What is the InChIKey of 2-[(3-chlorophenyl)methyl-[2-[(3-chlorophenyl)methylsulfanyl]acetyl]amino]-N-cyclopentylpropanamide?
The InChIKey is VQDQGXGROHZYRO-UHFFFAOYSA-N. The full InChI is InChI=1S/C24H28Cl2N2O2S/c1-17(24(30)27-22-10-2-3-11-22)28(14-18-6-4-8-20(25)12-18)23(29)16-31-15-19-7-5-9-21(26)13-19/h4-9,12-13,17,22H,2-3,10-11,14-16H2,1H3,(H,27,30).
What are the key properties of 2-[(3-chlorophenyl)methyl-[2-[(3-chlorophenyl)methylsulfanyl]acetyl]amino]-N-cyclopentylpropanamide?
2-[(3-chlorophenyl)methyl-[2-[(3-chlorophenyl)methylsulfanyl]acetyl]amino]-N-cyclopentylpropanamide has a molecular weight of 479.47 g/mol, XLogP of 5.70, 9 rotatable bonds, 1 hydrogen bond donors, and 3 hydrogen bond acceptors.

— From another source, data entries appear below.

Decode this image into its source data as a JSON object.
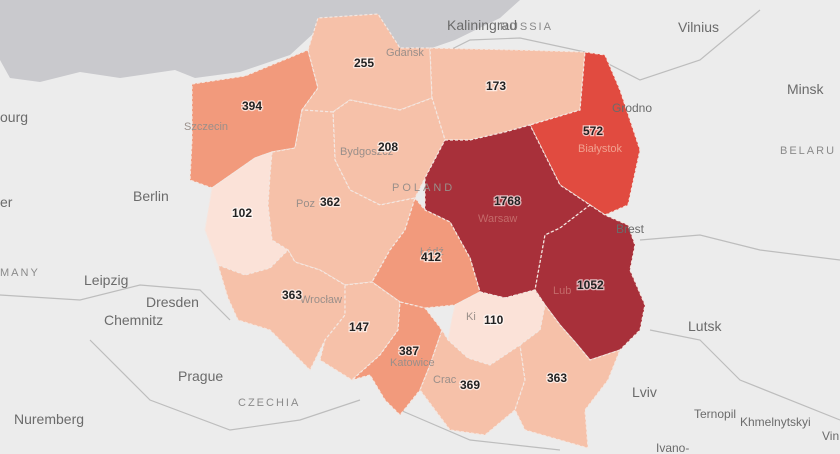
{
  "map": {
    "background_color": "#ececec",
    "sea_color": "#c9c9cd",
    "color_scale": [
      "#fbe2d8",
      "#f6c1a9",
      "#f29a7c",
      "#e14b40",
      "#a8303a"
    ],
    "background_labels": [
      {
        "name": "kaliningrad",
        "text": "Kaliningrad"
      },
      {
        "name": "russia",
        "text": "RUSSIA"
      },
      {
        "name": "vilnius",
        "text": "Vilnius"
      },
      {
        "name": "minsk",
        "text": "Minsk"
      },
      {
        "name": "belarus",
        "text": "BELARU"
      },
      {
        "name": "hamburg",
        "text": "ourg"
      },
      {
        "name": "berlin",
        "text": "Berlin"
      },
      {
        "name": "hannover",
        "text": "er"
      },
      {
        "name": "germany",
        "text": "MANY"
      },
      {
        "name": "leipzig",
        "text": "Leipzig"
      },
      {
        "name": "dresden",
        "text": "Dresden"
      },
      {
        "name": "chemnitz",
        "text": "Chemnitz"
      },
      {
        "name": "prague",
        "text": "Prague"
      },
      {
        "name": "czechia",
        "text": "CZECHIA"
      },
      {
        "name": "nuremberg",
        "text": "Nuremberg"
      },
      {
        "name": "brest",
        "text": "Brest"
      },
      {
        "name": "grodno",
        "text": "Grodno"
      },
      {
        "name": "lutsk",
        "text": "Lutsk"
      },
      {
        "name": "lviv",
        "text": "Lviv"
      },
      {
        "name": "ternopil",
        "text": "Ternopil"
      },
      {
        "name": "khmelnytskyi",
        "text": "Khmelnytskyi"
      },
      {
        "name": "ivano",
        "text": "Ivano-"
      },
      {
        "name": "vin",
        "text": "Vin"
      }
    ],
    "inner_labels": [
      {
        "name": "gdansk",
        "text": "Gdańsk"
      },
      {
        "name": "szczecin",
        "text": "Szczecin"
      },
      {
        "name": "bydgoszcz",
        "text": "Bydgoszcz"
      },
      {
        "name": "poland",
        "text": "POLAND"
      },
      {
        "name": "warsaw",
        "text": "Warsaw"
      },
      {
        "name": "bialystok",
        "text": "Białystok"
      },
      {
        "name": "poznan",
        "text": "Poz"
      },
      {
        "name": "wroclaw",
        "text": "Wrocław"
      },
      {
        "name": "lodz",
        "text": "Łódź"
      },
      {
        "name": "lublin",
        "text": "Lub"
      },
      {
        "name": "kielce",
        "text": "Ki"
      },
      {
        "name": "katowice",
        "text": "Katowice"
      },
      {
        "name": "krakow",
        "text": "Crac"
      }
    ],
    "regions": [
      {
        "name": "zachodniopomorskie",
        "value": 394,
        "color": "#f29a7c"
      },
      {
        "name": "pomorskie",
        "value": 255,
        "color": "#f6c1a9"
      },
      {
        "name": "warminsko-mazurskie",
        "value": 173,
        "color": "#f6c1a9"
      },
      {
        "name": "podlaskie",
        "value": 572,
        "color": "#e14b40"
      },
      {
        "name": "kujawsko-pomorskie",
        "value": 208,
        "color": "#f6c1a9"
      },
      {
        "name": "lubuskie",
        "value": 102,
        "color": "#fbe2d8"
      },
      {
        "name": "wielkopolskie",
        "value": 362,
        "color": "#f6c1a9"
      },
      {
        "name": "mazowieckie",
        "value": 1768,
        "color": "#a8303a"
      },
      {
        "name": "lodzkie",
        "value": 412,
        "color": "#f29a7c"
      },
      {
        "name": "lubelskie",
        "value": 1052,
        "color": "#a8303a"
      },
      {
        "name": "dolnoslaskie",
        "value": 363,
        "color": "#f6c1a9"
      },
      {
        "name": "opolskie",
        "value": 147,
        "color": "#f6c1a9"
      },
      {
        "name": "slaskie",
        "value": 387,
        "color": "#f29a7c"
      },
      {
        "name": "swietokrzyskie",
        "value": 110,
        "color": "#fbe2d8"
      },
      {
        "name": "malopolskie",
        "value": 369,
        "color": "#f6c1a9"
      },
      {
        "name": "podkarpackie",
        "value": 363,
        "color": "#f6c1a9"
      }
    ]
  }
}
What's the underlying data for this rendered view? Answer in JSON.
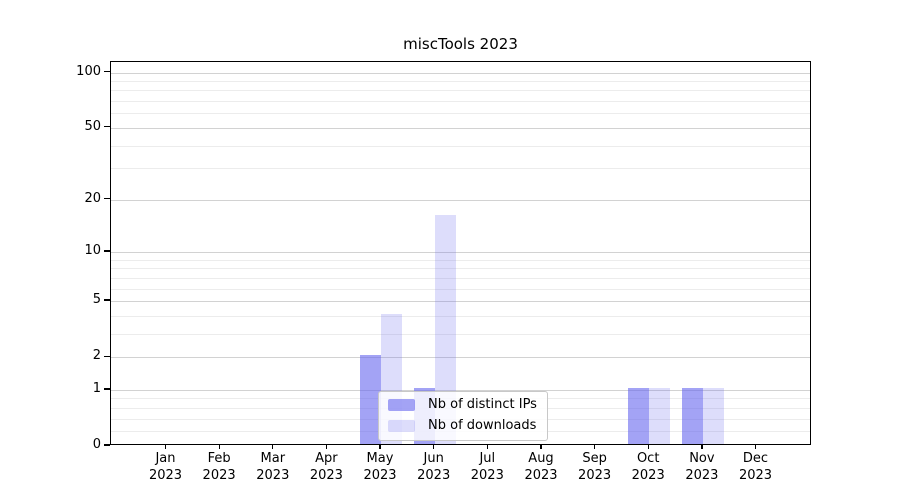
{
  "figure": {
    "background": "#ffffff"
  },
  "chart_data": {
    "type": "bar",
    "title": "miscTools 2023",
    "categories": [
      "Jan",
      "Feb",
      "Mar",
      "Apr",
      "May",
      "Jun",
      "Jul",
      "Aug",
      "Sep",
      "Oct",
      "Nov",
      "Dec"
    ],
    "year_label": "2023",
    "series": [
      {
        "name": "Nb of distinct IPs",
        "color": "rgba(102,102,238,0.60)",
        "values": [
          0,
          0,
          0,
          0,
          2,
          1,
          0,
          0,
          0,
          1,
          1,
          0
        ]
      },
      {
        "name": "Nb of downloads",
        "color": "rgba(102,102,238,0.22)",
        "values": [
          0,
          0,
          0,
          0,
          4,
          16,
          0,
          0,
          0,
          1,
          1,
          0
        ]
      }
    ],
    "yscale": "log1p",
    "ylim": [
      0,
      114
    ],
    "yticks": [
      0,
      1,
      2,
      5,
      10,
      20,
      50,
      100
    ],
    "minor_gridlines": [
      0.2,
      0.4,
      0.6,
      0.8,
      3,
      4,
      6,
      7,
      8,
      9,
      30,
      40,
      60,
      70,
      80,
      90
    ],
    "grid": true,
    "legend_position": "lower center",
    "axis_color": "#000000",
    "major_grid_color": "#d2d2d2",
    "minor_grid_color": "#ececec"
  }
}
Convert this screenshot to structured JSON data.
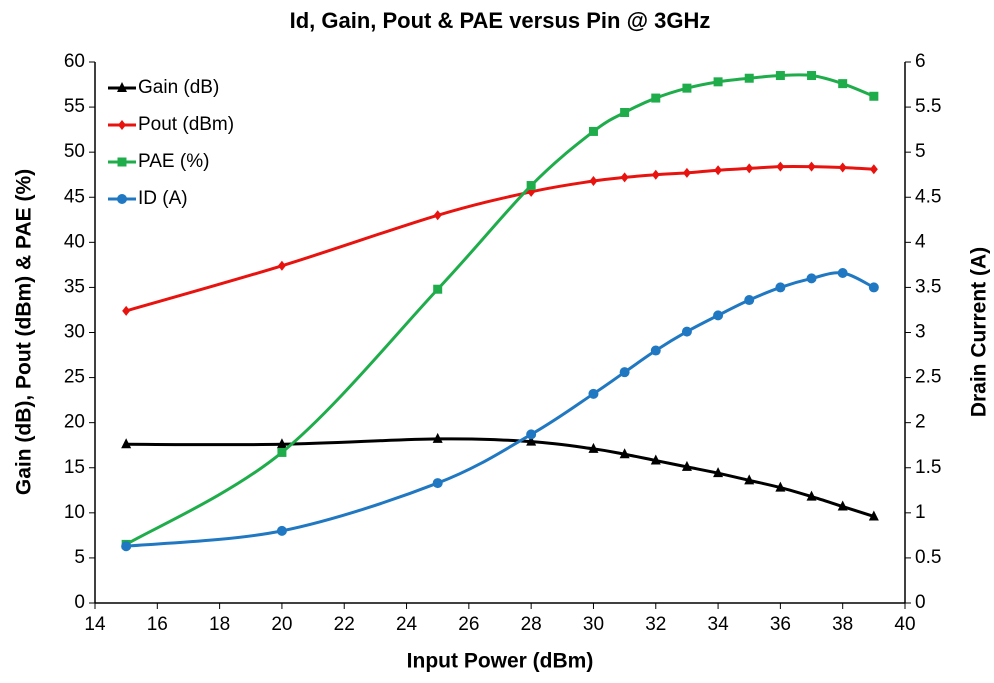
{
  "chart_data": {
    "type": "line",
    "title": "Id, Gain, Pout & PAE versus Pin @ 3GHz",
    "x_label": "Input Power (dBm)",
    "y_label": "Gain (dB), Pout (dBm) & PAE (%)",
    "y2_label": "Drain Current (A)",
    "x": [
      15,
      20,
      25,
      28,
      30,
      31,
      32,
      33,
      34,
      35,
      36,
      37,
      38,
      39
    ],
    "series": [
      {
        "name": "Gain (dB)",
        "color": "#000000",
        "marker": "triangle",
        "values": [
          17.6,
          17.6,
          18.2,
          17.9,
          17.1,
          16.5,
          15.8,
          15.1,
          14.4,
          13.6,
          12.8,
          11.8,
          10.7,
          9.6
        ]
      },
      {
        "name": "Pout (dBm)",
        "color": "#e8130f",
        "marker": "diamond",
        "values": [
          32.4,
          37.4,
          43.0,
          45.6,
          46.8,
          47.2,
          47.5,
          47.7,
          48.0,
          48.2,
          48.4,
          48.4,
          48.3,
          48.1
        ]
      },
      {
        "name": "PAE (%)",
        "color": "#1fad4b",
        "marker": "square",
        "values": [
          6.5,
          16.7,
          34.8,
          46.3,
          52.3,
          54.4,
          56.0,
          57.1,
          57.8,
          58.2,
          58.5,
          58.5,
          57.6,
          56.2
        ]
      },
      {
        "name": "ID (A)",
        "color": "#1f78c1",
        "marker": "circle",
        "axis": "y2",
        "values": [
          0.63,
          0.8,
          1.33,
          1.87,
          2.32,
          2.56,
          2.8,
          3.01,
          3.19,
          3.36,
          3.5,
          3.6,
          3.66,
          3.5
        ]
      }
    ],
    "xlim": [
      14,
      40
    ],
    "xticks": [
      14,
      16,
      18,
      20,
      22,
      24,
      26,
      28,
      30,
      32,
      34,
      36,
      38,
      40
    ],
    "ylim": [
      0,
      60
    ],
    "yticks": [
      0,
      5,
      10,
      15,
      20,
      25,
      30,
      35,
      40,
      45,
      50,
      55,
      60
    ],
    "y2lim": [
      0,
      6
    ],
    "y2ticks": [
      0,
      0.5,
      1,
      1.5,
      2,
      2.5,
      3,
      3.5,
      4,
      4.5,
      5,
      5.5,
      6
    ],
    "legend": "upper left",
    "grid": false
  }
}
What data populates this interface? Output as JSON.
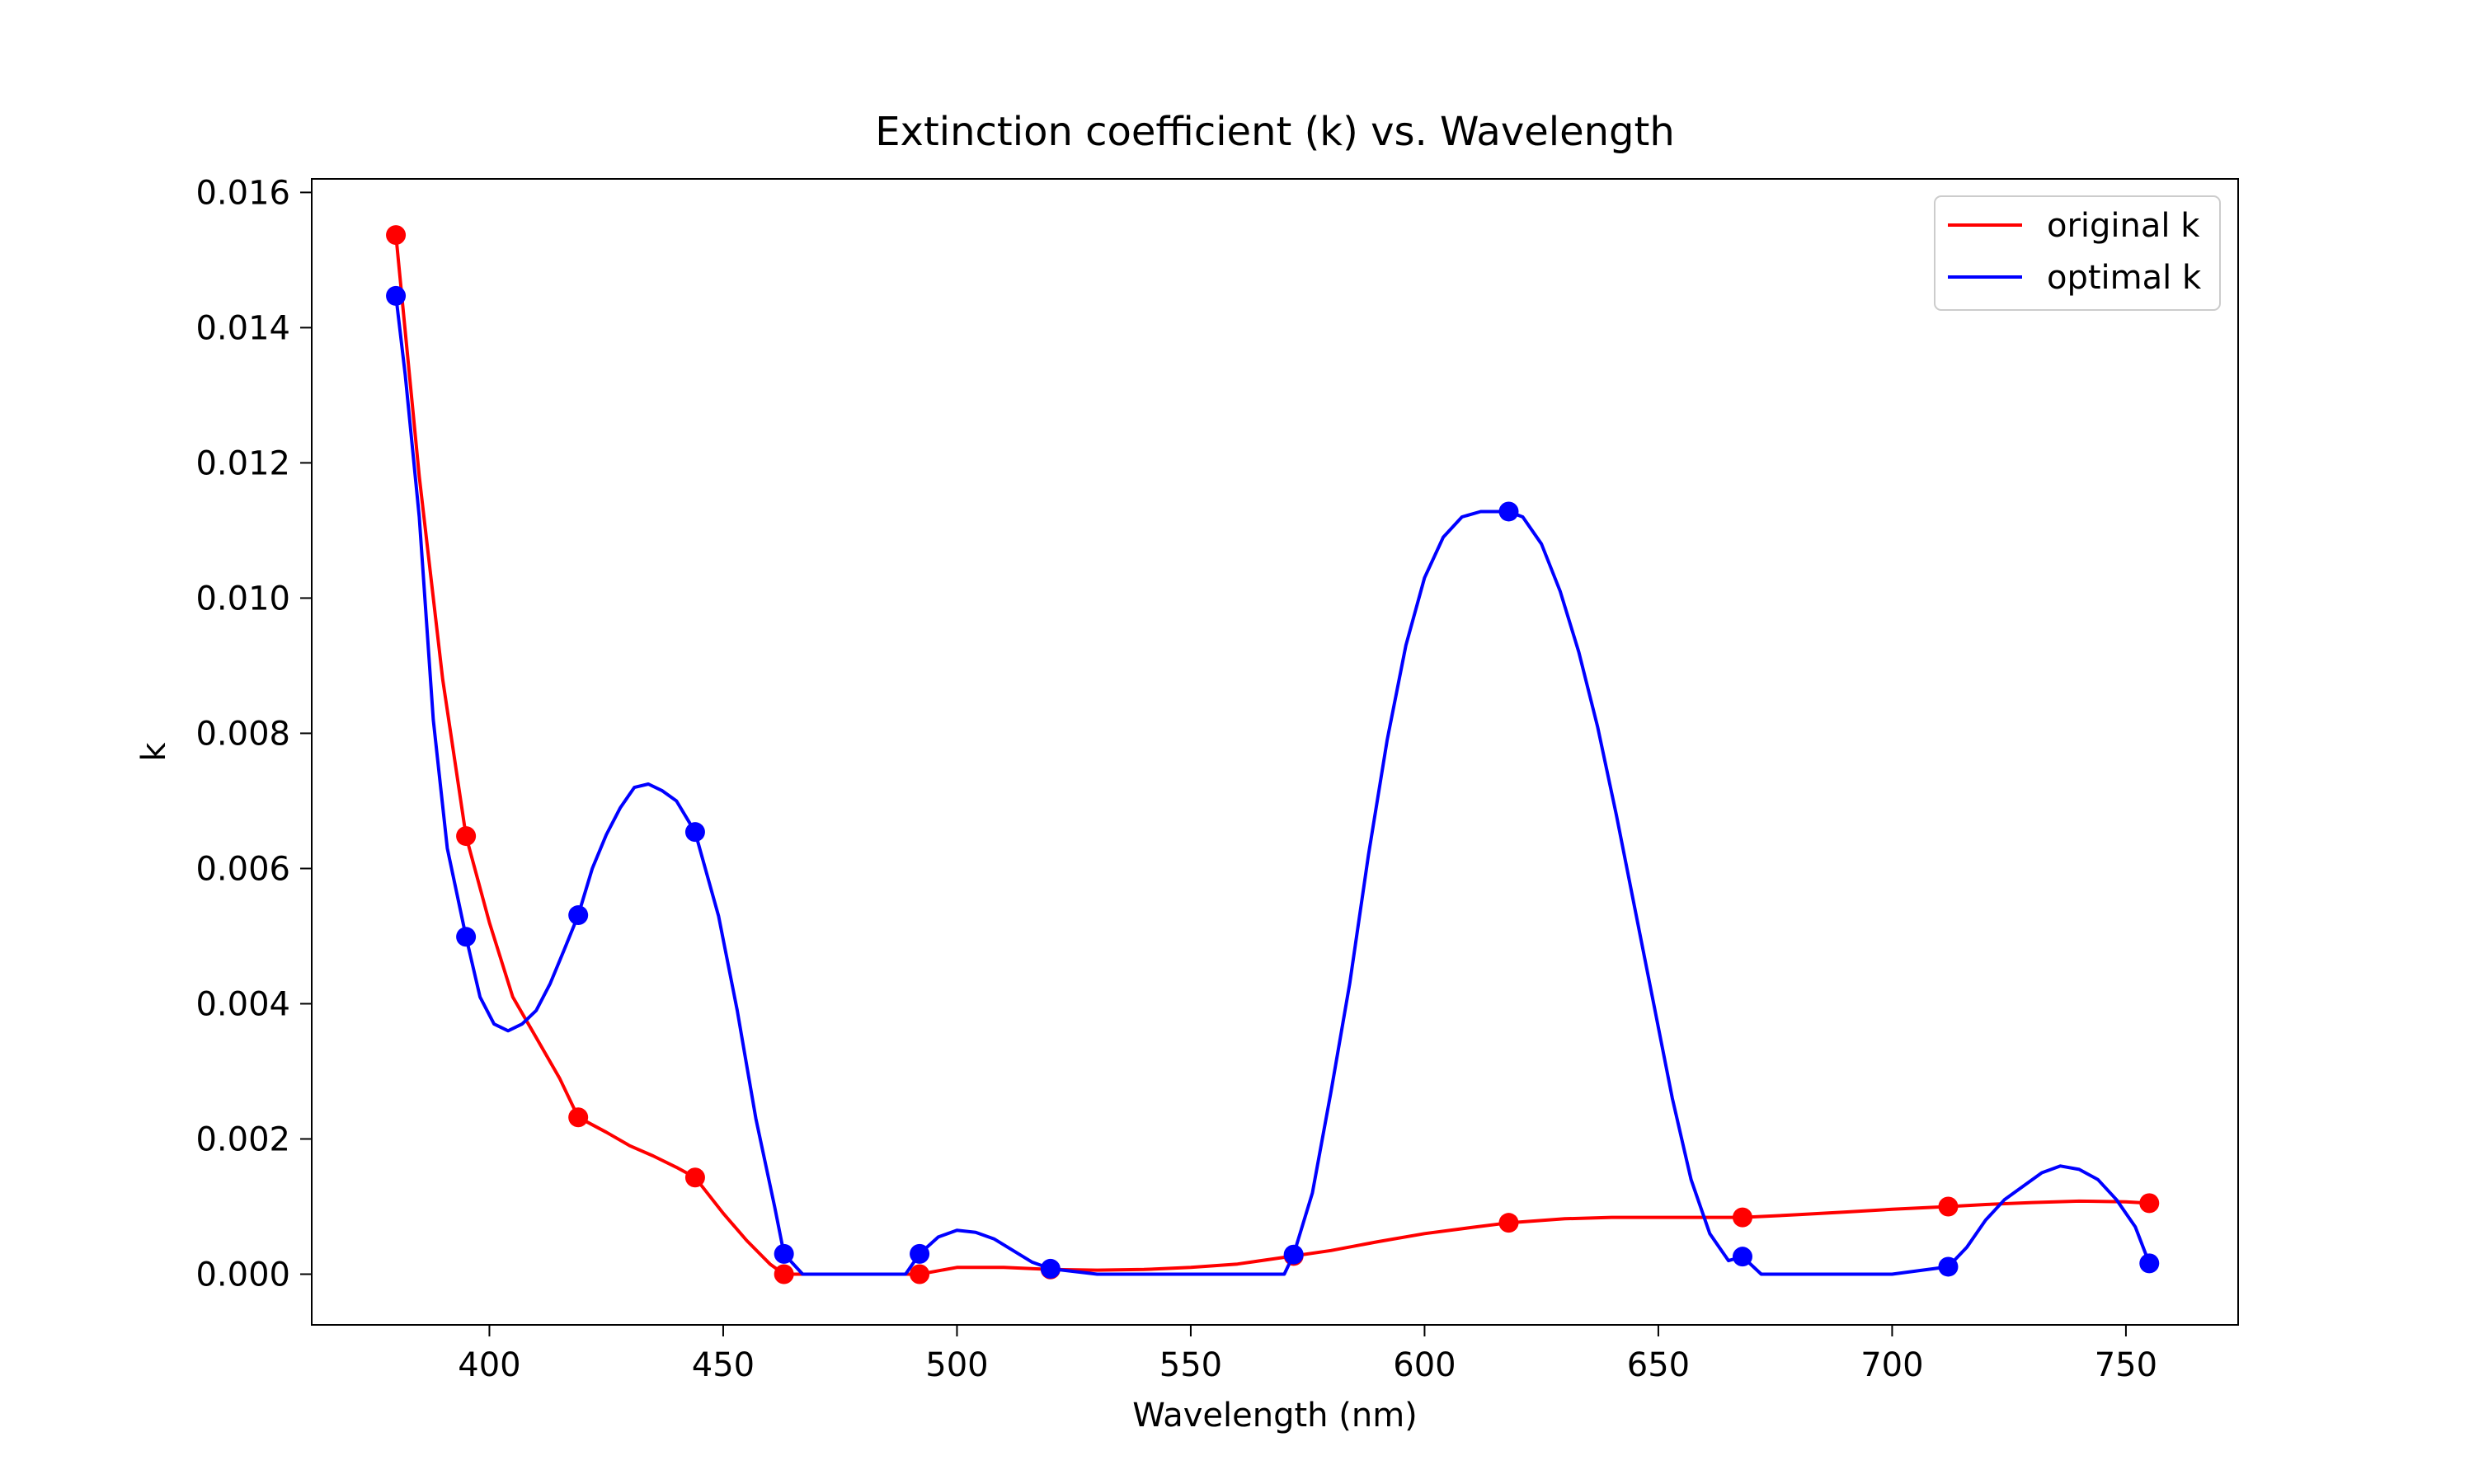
{
  "chart_data": {
    "type": "line",
    "title": "Extinction coefficient (k) vs. Wavelength",
    "xlabel": "Wavelength (nm)",
    "ylabel": "k",
    "xlim": [
      362,
      774
    ],
    "ylim": [
      -0.00075,
      0.0162
    ],
    "xticks": [
      400,
      450,
      500,
      550,
      600,
      650,
      700,
      750
    ],
    "yticks": [
      0.0,
      0.002,
      0.004,
      0.006,
      0.008,
      0.01,
      0.012,
      0.014,
      0.016
    ],
    "ytick_labels": [
      "0.000",
      "0.002",
      "0.004",
      "0.006",
      "0.008",
      "0.010",
      "0.012",
      "0.014",
      "0.016"
    ],
    "grid": false,
    "legend_position": "top-right",
    "series": [
      {
        "name": "original k",
        "color": "#ff0000",
        "markers": {
          "x": [
            380,
            395,
            419,
            444,
            463,
            492,
            520,
            572,
            618,
            668,
            712,
            755
          ],
          "y": [
            0.01537,
            0.00648,
            0.00232,
            0.00143,
            0.0,
            0.0,
            7e-05,
            0.00027,
            0.00076,
            0.00084,
            0.001,
            0.00105
          ]
        },
        "curve": {
          "x": [
            380,
            385,
            390,
            395,
            400,
            405,
            410,
            415,
            419,
            425,
            430,
            435,
            440,
            444,
            450,
            455,
            460,
            463,
            470,
            480,
            492,
            500,
            510,
            520,
            530,
            540,
            550,
            560,
            572,
            580,
            590,
            600,
            610,
            618,
            630,
            640,
            650,
            660,
            668,
            680,
            690,
            700,
            712,
            720,
            730,
            740,
            750,
            755
          ],
          "y": [
            0.01537,
            0.0118,
            0.0088,
            0.00648,
            0.0052,
            0.0041,
            0.0035,
            0.0029,
            0.00232,
            0.0021,
            0.0019,
            0.00175,
            0.00158,
            0.00143,
            0.0009,
            0.0005,
            0.00015,
            0.0,
            0.0,
            0.0,
            0.0,
            0.0001,
            0.0001,
            7e-05,
            6e-05,
            7e-05,
            0.0001,
            0.00015,
            0.00027,
            0.00035,
            0.00048,
            0.0006,
            0.00069,
            0.00076,
            0.00082,
            0.00084,
            0.00084,
            0.00084,
            0.00084,
            0.00088,
            0.00092,
            0.00096,
            0.001,
            0.00103,
            0.00106,
            0.00108,
            0.00107,
            0.00105
          ]
        }
      },
      {
        "name": "optimal k",
        "color": "#0000ff",
        "markers": {
          "x": [
            380,
            395,
            419,
            444,
            463,
            492,
            520,
            572,
            618,
            668,
            712,
            755
          ],
          "y": [
            0.01447,
            0.00499,
            0.00531,
            0.00654,
            0.0003,
            0.0003,
            8e-05,
            0.00029,
            0.01128,
            0.00026,
            0.00011,
            0.00016
          ]
        },
        "curve": {
          "x": [
            380,
            382,
            385,
            388,
            391,
            395,
            398,
            401,
            404,
            407,
            410,
            413,
            416,
            419,
            422,
            425,
            428,
            431,
            434,
            437,
            440,
            444,
            449,
            453,
            457,
            461,
            463,
            467,
            475,
            485,
            489,
            492,
            496,
            500,
            504,
            508,
            512,
            516,
            520,
            530,
            550,
            570,
            572,
            576,
            580,
            584,
            588,
            592,
            596,
            600,
            604,
            608,
            612,
            616,
            618,
            621,
            625,
            629,
            633,
            637,
            641,
            645,
            649,
            653,
            657,
            661,
            665,
            668,
            672,
            680,
            700,
            712,
            716,
            720,
            724,
            728,
            732,
            736,
            740,
            744,
            748,
            752,
            755
          ],
          "y": [
            0.01447,
            0.0133,
            0.0112,
            0.0082,
            0.0063,
            0.00499,
            0.0041,
            0.0037,
            0.0036,
            0.0037,
            0.0039,
            0.0043,
            0.0048,
            0.00531,
            0.006,
            0.0065,
            0.0069,
            0.0072,
            0.00725,
            0.00715,
            0.007,
            0.00654,
            0.0053,
            0.0039,
            0.0023,
            0.001,
            0.0003,
            0.0,
            0.0,
            0.0,
            0.0,
            0.0003,
            0.00055,
            0.00065,
            0.00062,
            0.00052,
            0.00035,
            0.00018,
            8e-05,
            0.0,
            0.0,
            0.0,
            0.00029,
            0.0012,
            0.0027,
            0.0043,
            0.0062,
            0.0079,
            0.0093,
            0.0103,
            0.0109,
            0.0112,
            0.01128,
            0.01128,
            0.01128,
            0.0112,
            0.0108,
            0.0101,
            0.0092,
            0.0081,
            0.0068,
            0.0054,
            0.004,
            0.0026,
            0.0014,
            0.0006,
            0.0002,
            0.00026,
            0.0,
            0.0,
            0.0,
            0.00011,
            0.0004,
            0.0008,
            0.0011,
            0.0013,
            0.0015,
            0.0016,
            0.00155,
            0.0014,
            0.0011,
            0.0007,
            0.00016
          ]
        }
      }
    ]
  }
}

Where does this data come from?
All data for 2-[(3-chlorophenyl)methyl-[2-[(3-chlorophenyl)methylsulfanyl]acetyl]amino]-N-cyclopentylpropanamide is sourced from PubChem (CID 133197959), the world's largest open chemistry database maintained by the National Library of Medicine (NIH).